To provide a thorough background to the subject, the first section of the book covers the background theory associated with elasticity, viscoelasticity, and poroelasticity, providing a complete foundation for extending concepts to small scale mechanics of soft solids. Following this, the authors present quasistatic and dynamic indentation methods in general before exploring various methods for contact experiments at the microscale and nanoscale and their practical considerations. Because a number of complementary non–contact techniques are also used for similar purposes, a section at the end of the book is devoted to alternative methods. This ensures that readers comprehend the subject of nanomechanics and micromechanics of soft condensed matter overall.
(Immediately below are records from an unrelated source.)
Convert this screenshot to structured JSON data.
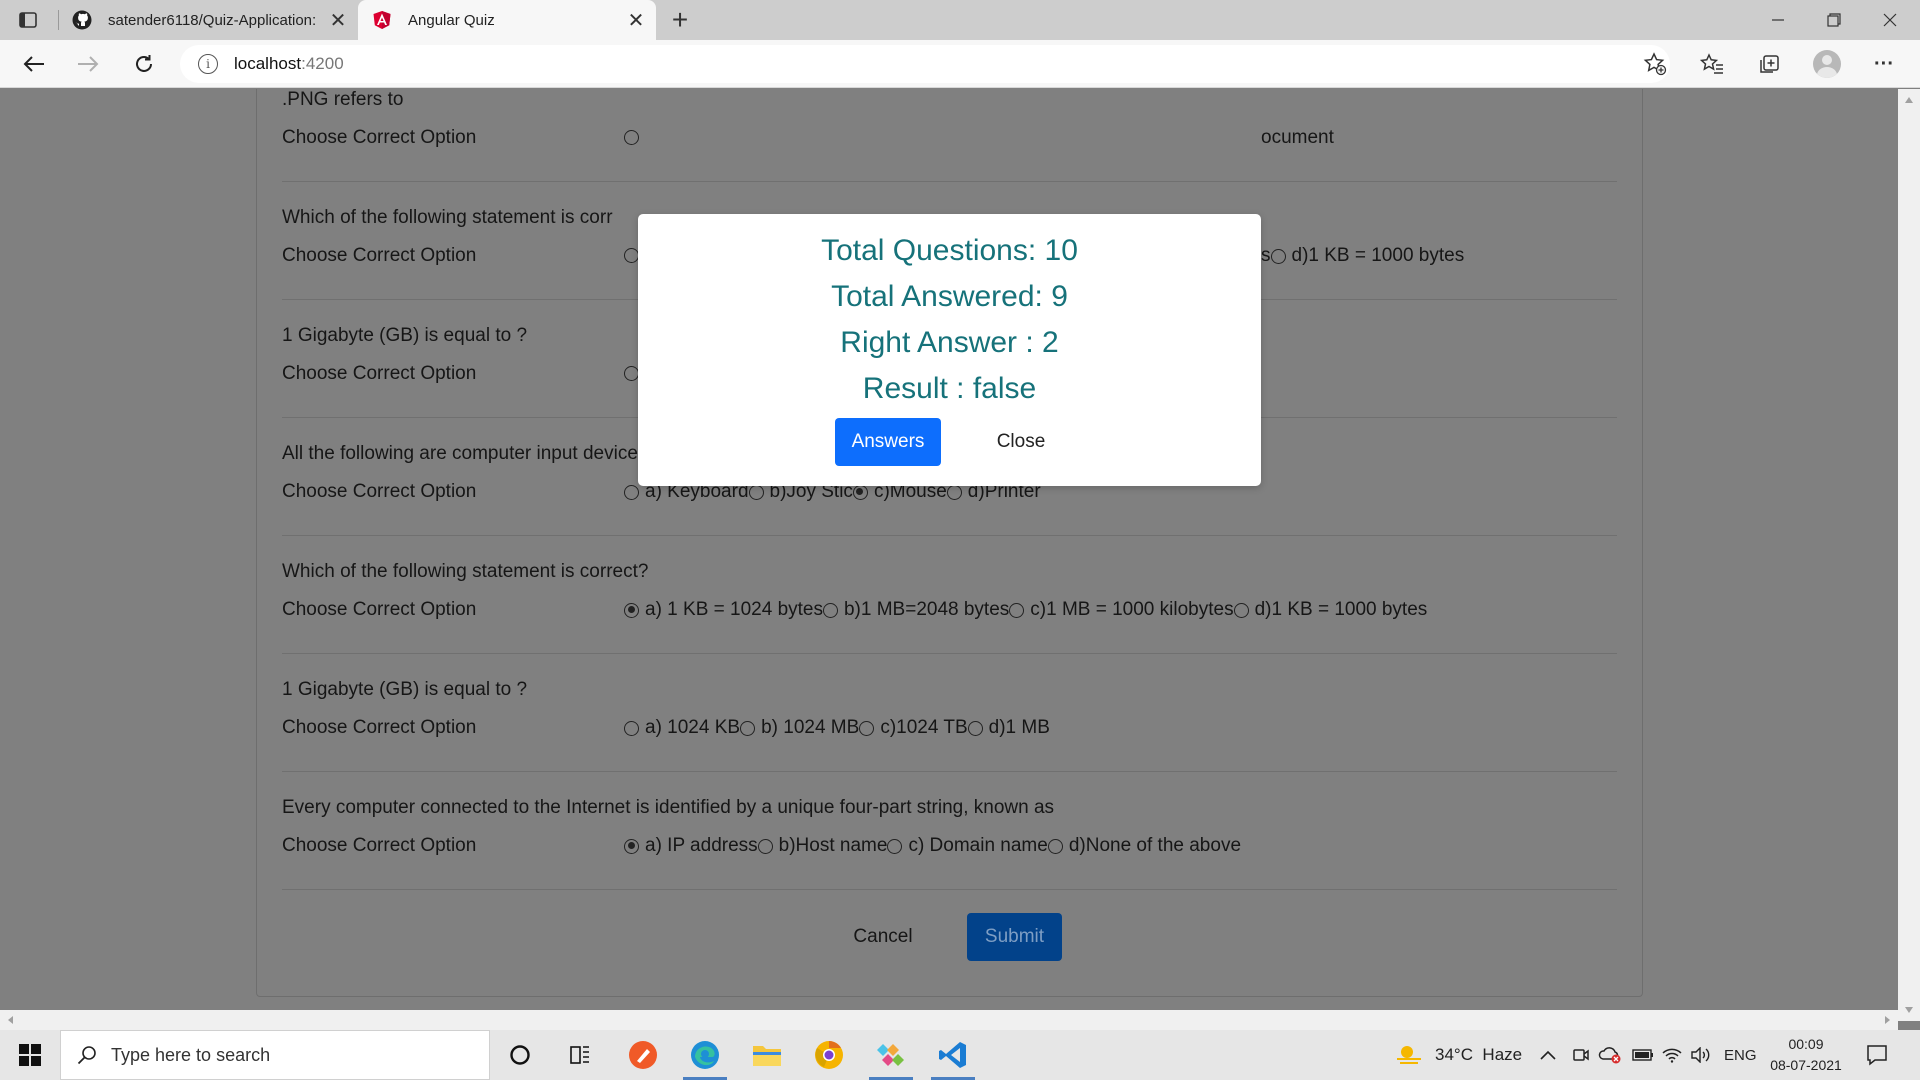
{
  "browser": {
    "tabs": [
      {
        "label": "satender6118/Quiz-Application:",
        "favicon": "github-icon"
      },
      {
        "label": "Angular Quiz",
        "favicon": "angular-icon"
      }
    ],
    "url_host": "localhost",
    "url_port": ":4200"
  },
  "quiz": {
    "choose_label": "Choose Correct Option",
    "partial_top_question": ".PNG refers to",
    "partial_fragments": {
      "q1_right": "ocument",
      "q2_right_s": "s",
      "q2_right_option": "d)1 KB = 1000 bytes"
    },
    "partial_q2": "Which of the following statement is corr",
    "partial_q3": "1 Gigabyte (GB) is equal to ?",
    "questions": [
      {
        "text": "All the following are computer input devices except for",
        "options": [
          "a) Keyboard",
          "b)Joy Stic",
          "c)Mouse",
          "d)Printer"
        ],
        "selected": 2
      },
      {
        "text": "Which of the following statement is correct?",
        "options": [
          "a) 1 KB = 1024 bytes",
          "b)1 MB=2048 bytes",
          "c)1 MB = 1000 kilobytes",
          "d)1 KB = 1000 bytes"
        ],
        "selected": 0
      },
      {
        "text": "1 Gigabyte (GB) is equal to ?",
        "options": [
          "a) 1024 KB",
          "b) 1024 MB",
          "c)1024 TB",
          "d)1 MB"
        ],
        "selected": -1
      },
      {
        "text": "Every computer connected to the Internet is identified by a unique four-part string, known as",
        "options": [
          "a) IP address",
          "b)Host name",
          "c) Domain name",
          "d)None of the above"
        ],
        "selected": 0
      }
    ],
    "cancel_label": "Cancel",
    "submit_label": "Submit"
  },
  "modal": {
    "total_questions": "Total Questions: 10",
    "total_answered": "Total Answered: 9",
    "right_answer": "Right Answer : 2",
    "result": "Result : false",
    "answers_label": "Answers",
    "close_label": "Close"
  },
  "taskbar": {
    "search_placeholder": "Type here to search",
    "weather": "34°C  Haze",
    "language": "ENG",
    "time": "00:09",
    "date": "08-07-2021"
  },
  "colors": {
    "modal_text": "#16727a",
    "primary_button": "#0d6efd",
    "submit_dimmed": "#02428a"
  }
}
- Thoroughly covers methods in the emerging and interdisciplinary field of nanomechanics of soft materials
- Discusses and evaluates current experimental approaches for extracting the required mechanical properties from polymers and biomaterials
- Describes the theories of contact of soft deformable materials and how the materials properties depend on time and rate of deformation.
- Takes an advanced approach ideal for academic researchers, professionals and practitioners, as well as for graduate students with a mechanics of materials specialization
Mark R. VanLandingham , U. S. Army Research Laboratory, USA
Mark VanLandingham is Chief of the Materials Response and Design Branch at the U. S. Army Research Laboratory, Aberdeen Proving Ground. He is responsible for funded research projects in contact mechanics of polymer fibers, nanomechanics of compliant biological and bio–inspired materials and fundamental development of polymer networks and gels and has recently spent Visiting Scientist periods at several institutions including MIT and Drexel University. He has contributed to numerous research papers and conference proceedings.
Krystyn J. Van Vliet, MIT, USA
Krystyn Van Vliet s laboratory group develops both experiments and computational simulations of nanoscale mechanical contact between interfaces, down to the level of atomic interactions. Her group s early work has developed new technology, science, and applications based on integrated, nanoscale experiments and simulations in this emerging interdisciplinary area. Van Vliet serves as the Director of the MIT Center for Scientific Investigation of Materials in Extreme Environments and of the Nanomechanical Technology Lab. She has also implemented new programs to retain underrepresented minority students in advanced materials research.
Y. T. Cheng, University of Kentucky, USA
As Professor of Materials Engineering in the Chemical and Materials Engineering Department at University of Kentucky, Professor Cheng participates in the NSF/UK IGERT Program on Engineered Bioactive Interfaces and Devices and the Kentucky–Argonne Battery Manufacturing R&D Center. He is Fellow of the American Physical Society and has published multiple highly–cited journal articles on a number of related topics.
Hongbing Lu, University of Texas at Dallas, USA
Hongbing Lu is Professor and Louis Beecherl, Jr., Chair in the Department of Mechanical Engineering at the University of Texas at Dallas. Prior to this he was based at University of North Texas, Denton and Oklahoma State University. He is an editorial board member on International Journal of Theoretical and Applied Multiscale Mechanics and Mechanics of Time–Dependent Materials and has written and published many book chapters.